According to some of them, poverty has increased; according to some others the income gap between the poor and the rich has improved at millimeter dimensions.
Different interpretations should not be criticized because when you review the results of TÜİK surveys on their website, it is a fact that they are quite confusing.
If we put down the concrete data in figures, then such a table appears:
The number of those who have a monthly income less than 370 Turkish Liras is 6,572,000. The number of those who earn less than 463 liras is 11,332,000 (including the above figure.) This figure was 11,137,000 in 2013.
In other words, this population that TÜİK categorizes as poor earn between $120 and $154 a month. Actually, you can say they live at the hunger threshold.
There are 22,223,000 people who TÜİK does not consider poor who earn below 648 liras ($216); in other words below the minimum wage of net 1,000 liras. The population in this same category was 21,979,000 last year.
That means there is an increase in the category of “poor people who are not considered poor.”

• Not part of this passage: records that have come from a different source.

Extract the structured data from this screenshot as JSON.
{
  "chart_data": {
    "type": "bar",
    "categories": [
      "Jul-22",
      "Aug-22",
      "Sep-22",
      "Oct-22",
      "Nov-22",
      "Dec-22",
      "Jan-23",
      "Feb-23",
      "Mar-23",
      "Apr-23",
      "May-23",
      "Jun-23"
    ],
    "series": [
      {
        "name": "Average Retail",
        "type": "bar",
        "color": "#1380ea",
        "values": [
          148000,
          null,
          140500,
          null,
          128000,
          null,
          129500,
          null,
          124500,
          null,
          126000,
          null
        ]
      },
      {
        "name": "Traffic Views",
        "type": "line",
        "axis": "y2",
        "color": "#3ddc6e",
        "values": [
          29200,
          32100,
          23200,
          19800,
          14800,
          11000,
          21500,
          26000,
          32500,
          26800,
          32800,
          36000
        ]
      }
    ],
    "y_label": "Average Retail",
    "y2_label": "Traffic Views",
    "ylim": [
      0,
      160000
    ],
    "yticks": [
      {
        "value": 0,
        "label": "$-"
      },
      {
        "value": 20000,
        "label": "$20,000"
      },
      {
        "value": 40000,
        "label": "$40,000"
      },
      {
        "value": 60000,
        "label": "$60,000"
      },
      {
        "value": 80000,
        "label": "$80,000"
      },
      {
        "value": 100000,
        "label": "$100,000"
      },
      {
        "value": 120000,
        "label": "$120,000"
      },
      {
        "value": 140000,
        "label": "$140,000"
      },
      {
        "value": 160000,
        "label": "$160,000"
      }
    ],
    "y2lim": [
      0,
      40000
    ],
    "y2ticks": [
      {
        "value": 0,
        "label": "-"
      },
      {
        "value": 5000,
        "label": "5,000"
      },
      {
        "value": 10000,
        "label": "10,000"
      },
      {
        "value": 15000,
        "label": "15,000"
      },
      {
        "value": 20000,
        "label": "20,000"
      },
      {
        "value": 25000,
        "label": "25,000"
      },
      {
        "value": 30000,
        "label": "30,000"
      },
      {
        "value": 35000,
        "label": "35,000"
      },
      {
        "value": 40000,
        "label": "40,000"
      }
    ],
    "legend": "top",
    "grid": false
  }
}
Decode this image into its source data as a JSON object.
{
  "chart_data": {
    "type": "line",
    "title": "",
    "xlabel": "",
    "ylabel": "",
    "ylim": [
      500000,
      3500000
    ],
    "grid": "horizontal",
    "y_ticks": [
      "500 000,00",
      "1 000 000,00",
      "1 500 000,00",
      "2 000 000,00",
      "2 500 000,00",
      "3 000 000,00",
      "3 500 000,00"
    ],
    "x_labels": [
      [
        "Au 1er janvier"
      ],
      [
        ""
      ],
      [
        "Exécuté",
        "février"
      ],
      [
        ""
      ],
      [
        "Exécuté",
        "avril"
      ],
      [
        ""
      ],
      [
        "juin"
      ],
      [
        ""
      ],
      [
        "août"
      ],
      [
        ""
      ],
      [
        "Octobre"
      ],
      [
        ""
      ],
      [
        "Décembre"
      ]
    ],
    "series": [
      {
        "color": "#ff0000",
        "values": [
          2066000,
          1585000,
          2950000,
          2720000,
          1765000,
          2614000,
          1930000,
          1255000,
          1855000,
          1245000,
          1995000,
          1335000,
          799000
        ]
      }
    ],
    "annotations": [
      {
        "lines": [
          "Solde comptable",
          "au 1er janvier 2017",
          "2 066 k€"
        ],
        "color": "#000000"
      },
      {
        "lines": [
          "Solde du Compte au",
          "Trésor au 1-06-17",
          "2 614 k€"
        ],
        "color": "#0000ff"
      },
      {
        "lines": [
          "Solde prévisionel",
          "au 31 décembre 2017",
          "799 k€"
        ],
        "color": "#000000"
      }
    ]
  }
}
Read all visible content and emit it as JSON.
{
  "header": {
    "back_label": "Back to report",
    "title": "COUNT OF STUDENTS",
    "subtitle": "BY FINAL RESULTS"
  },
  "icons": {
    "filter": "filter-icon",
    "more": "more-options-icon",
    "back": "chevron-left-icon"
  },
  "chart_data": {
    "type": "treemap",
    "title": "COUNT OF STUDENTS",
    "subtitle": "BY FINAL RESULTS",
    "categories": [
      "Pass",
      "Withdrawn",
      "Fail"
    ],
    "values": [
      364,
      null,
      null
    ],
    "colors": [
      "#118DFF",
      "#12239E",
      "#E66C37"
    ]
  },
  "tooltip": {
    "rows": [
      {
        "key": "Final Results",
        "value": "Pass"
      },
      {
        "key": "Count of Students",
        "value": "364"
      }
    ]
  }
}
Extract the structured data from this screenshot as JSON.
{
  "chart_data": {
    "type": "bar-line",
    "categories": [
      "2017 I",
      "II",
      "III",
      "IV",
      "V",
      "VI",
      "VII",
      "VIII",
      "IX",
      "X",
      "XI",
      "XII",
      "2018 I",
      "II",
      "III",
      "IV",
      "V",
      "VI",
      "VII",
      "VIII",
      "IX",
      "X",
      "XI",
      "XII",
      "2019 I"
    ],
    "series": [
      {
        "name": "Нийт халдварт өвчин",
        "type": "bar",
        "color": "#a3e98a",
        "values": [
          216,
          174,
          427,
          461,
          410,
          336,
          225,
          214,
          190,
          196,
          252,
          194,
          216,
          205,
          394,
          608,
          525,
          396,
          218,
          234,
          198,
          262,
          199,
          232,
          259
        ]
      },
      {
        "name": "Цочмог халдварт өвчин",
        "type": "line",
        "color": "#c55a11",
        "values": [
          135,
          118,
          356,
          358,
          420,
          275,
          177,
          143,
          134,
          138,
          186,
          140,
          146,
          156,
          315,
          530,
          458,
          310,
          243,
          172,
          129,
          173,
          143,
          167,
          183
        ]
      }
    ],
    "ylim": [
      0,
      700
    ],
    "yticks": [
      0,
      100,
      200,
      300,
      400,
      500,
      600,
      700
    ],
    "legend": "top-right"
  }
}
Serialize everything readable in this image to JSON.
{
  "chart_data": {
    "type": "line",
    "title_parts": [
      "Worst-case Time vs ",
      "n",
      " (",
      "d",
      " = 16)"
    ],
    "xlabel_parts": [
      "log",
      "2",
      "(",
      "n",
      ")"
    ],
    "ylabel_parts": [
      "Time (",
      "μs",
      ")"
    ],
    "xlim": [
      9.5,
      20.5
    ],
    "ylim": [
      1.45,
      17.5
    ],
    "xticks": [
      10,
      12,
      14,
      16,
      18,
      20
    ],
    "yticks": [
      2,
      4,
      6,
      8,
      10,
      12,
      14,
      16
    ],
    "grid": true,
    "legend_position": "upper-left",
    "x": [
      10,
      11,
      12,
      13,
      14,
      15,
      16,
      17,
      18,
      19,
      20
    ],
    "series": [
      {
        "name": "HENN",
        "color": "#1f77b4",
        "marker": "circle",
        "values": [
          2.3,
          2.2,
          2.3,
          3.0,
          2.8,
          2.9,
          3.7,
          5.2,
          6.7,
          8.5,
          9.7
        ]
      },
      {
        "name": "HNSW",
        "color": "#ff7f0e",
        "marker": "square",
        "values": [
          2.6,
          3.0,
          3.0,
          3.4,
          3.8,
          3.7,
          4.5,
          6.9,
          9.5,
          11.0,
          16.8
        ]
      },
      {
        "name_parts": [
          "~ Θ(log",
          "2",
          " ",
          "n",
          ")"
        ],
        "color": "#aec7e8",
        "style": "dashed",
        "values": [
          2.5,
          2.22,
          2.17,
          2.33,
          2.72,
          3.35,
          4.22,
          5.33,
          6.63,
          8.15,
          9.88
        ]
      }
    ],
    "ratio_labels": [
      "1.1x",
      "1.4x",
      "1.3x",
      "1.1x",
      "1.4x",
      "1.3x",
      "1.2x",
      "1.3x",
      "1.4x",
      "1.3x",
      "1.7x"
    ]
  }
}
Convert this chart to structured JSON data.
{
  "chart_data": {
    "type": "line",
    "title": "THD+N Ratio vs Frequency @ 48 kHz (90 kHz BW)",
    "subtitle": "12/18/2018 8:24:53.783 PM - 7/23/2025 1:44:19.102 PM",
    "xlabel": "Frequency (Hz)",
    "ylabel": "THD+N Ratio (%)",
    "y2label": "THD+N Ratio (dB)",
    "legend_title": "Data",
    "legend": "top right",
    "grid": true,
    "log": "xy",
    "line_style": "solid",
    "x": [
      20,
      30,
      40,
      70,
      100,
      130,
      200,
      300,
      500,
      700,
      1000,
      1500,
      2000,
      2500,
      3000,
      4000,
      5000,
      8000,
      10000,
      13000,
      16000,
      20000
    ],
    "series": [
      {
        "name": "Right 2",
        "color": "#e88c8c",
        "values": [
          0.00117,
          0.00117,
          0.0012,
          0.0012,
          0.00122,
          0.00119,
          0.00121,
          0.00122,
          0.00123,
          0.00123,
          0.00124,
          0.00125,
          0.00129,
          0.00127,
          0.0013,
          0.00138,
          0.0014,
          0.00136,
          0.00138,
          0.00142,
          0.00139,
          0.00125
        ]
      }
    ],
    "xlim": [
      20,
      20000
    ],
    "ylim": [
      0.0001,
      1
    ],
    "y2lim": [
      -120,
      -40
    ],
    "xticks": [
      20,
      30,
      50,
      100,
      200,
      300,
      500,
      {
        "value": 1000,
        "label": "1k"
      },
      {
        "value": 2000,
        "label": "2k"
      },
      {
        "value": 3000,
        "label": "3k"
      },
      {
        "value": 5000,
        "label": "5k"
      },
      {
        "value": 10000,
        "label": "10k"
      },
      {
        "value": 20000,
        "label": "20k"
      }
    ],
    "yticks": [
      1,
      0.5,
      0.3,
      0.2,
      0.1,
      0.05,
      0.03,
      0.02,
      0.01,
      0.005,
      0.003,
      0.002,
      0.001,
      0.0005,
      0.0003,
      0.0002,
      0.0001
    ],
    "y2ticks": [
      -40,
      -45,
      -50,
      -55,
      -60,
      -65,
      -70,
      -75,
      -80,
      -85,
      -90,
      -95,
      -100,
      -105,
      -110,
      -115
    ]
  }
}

Again, in the living conditions survey, it was revealed that 66 percent of Turkey’s population had credit debts, 42 percent experienced heating problems, 78.5 percent were not able to “have a week’s vacation away from home,” 75 percent were not able to replace their old furniture and 33 percent were not able to eat meat, fish and poultry.
One of the interesting results of the survey is that the rate of those who own their current houses is 60.7 percent. As a matter of fact, one should not be surprised that in a country where 66 percent of the people have credit debts, people live in their own houses at a rate of 60.7 percent.
According to OECD data, Turkey is one of the countries such as Chile, Mexico, the U.S. and Israel where the gap between the rich and the poor is the biggest. If I am not mistaken, it is one of the top three in highest income gaps.
According to TÜİK’s latest survey, the difference between the richest 20 percent segment and the poorest 20 percent segment is 7.7.
In last year’s OECD survey, we read that the income of the 10 percent richest segment in Turkey was 15 times the income of the poorest 10 percent segment. Turkey is one of those countries where income distribution is worst and income inequality is most widespread. It is also a country where dollar billionaires increase the fastest.
When compared to data of two years ago, dollar billionaires have increased 10 times in 10 years; while there were four in 2003, in 2013 there were 44 of them.
According to the recent assumptions of IMF economists, income inequality and the multiplying of the fortunes of the rich seriously sabotage economic growth.
Turkey, which is preoccupied with growing its economy, should first solve its income inequality issue, I guess.